Die vergangenen fünf Jahre haben es mit den außenpolitischen Zukunftsperspektiven der Europäischen Union nicht gut gemeint. Eine neue Konkurrenz der Großmächte schiebt die regelgestützte internationale Ordnung beiseite und verschiedene Aspekte der Globalisierung – vom Handel bis hin zum Internet – werden genutzt, um Länder zu dividieren statt zu einen. Zugleich hat sich die geostrategische Nachbarschaft der EU zu einem Ring des Feuers entwickelt.
Von Mark Leonard*
Diese Herausforderungen spiegeln primär eine Verschiebung im globalen Machtgleichgewicht wider, die die außenpolitische Orientierung der USA grundlegend verändert hat.

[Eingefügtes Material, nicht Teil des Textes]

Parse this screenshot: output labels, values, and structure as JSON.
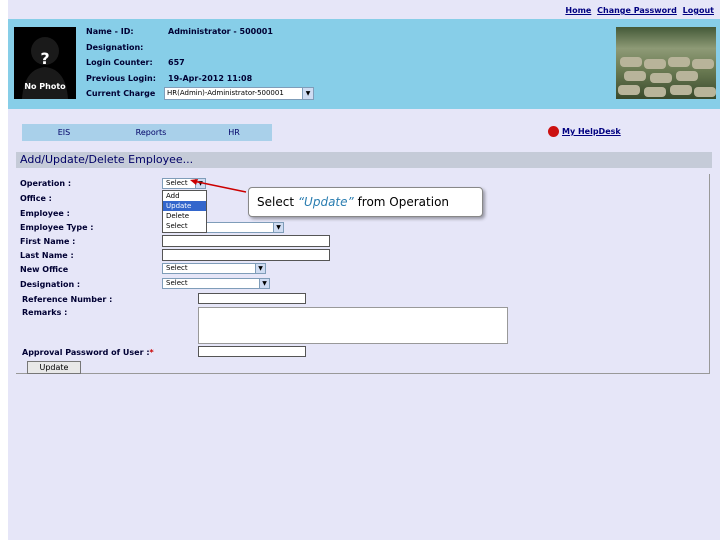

Wie vom „European Council on Foreign Relations“ in einem neuen Bericht erklärt, haben globale Entwicklungen die EU-Länder zunehmend anfällig für externen Druck gemacht, was sie daran hindert, ihre Souveränität auszuüben.
Diese Anfälligkeit bedroht die Sicherheits-, Wirtschafts- und diplomatischen Interessen der EU, indem sie es anderen Mächten ermöglicht, ihr ihre Präferenzen aufzuzwingen. Verschlimmert wird die Sache noch dadurch, dass die Lenkungsorgane der EU kaum etwas unternommen haben, um die Spannungen zwischen den Mitgliedstaaten zu überwinden, und dass sie bei der Reaktion auf Krisen wie jenen in der Ukraine, Syrien und Libyen keine bedeutsame Rolle gespielt haben.
Mit der Nominierung von Josep Borrell zum Hohen Vertreter der Union für die Außen- und Sicherheitspolitik hat die EU nun Gelegenheit, ihre Außenpolitik neu auszurichten. Die Aufgabe von Borrell, dem gegenwärtigen Außenminister Spaniens (das selbst eines der neuen Machtzentren der EU ist), wird darin bestehen, EU-Institutionen und nationale Außenministerien hinter einer gemeinsamen Außenpolitik auf EU-Ebene zu einen.
Drei Herausforderungen
Darüber hinaus stellen sich Borrell drei Herausforderungen. Die erste besteht darin, Europas strategische Souveränität sicherzustellen. Borrell wird dabei vom ersten Tag an Strategien zur Bewältigung der leidigsten diplomatischen und sicherheitspolitischen Probleme entwickeln müssen. Das reicht von den von Russland und China ausgehenden Bedrohungen bis hin zu potenziellen Pulverfässern in Syrien, Afrika und auf dem Balkan.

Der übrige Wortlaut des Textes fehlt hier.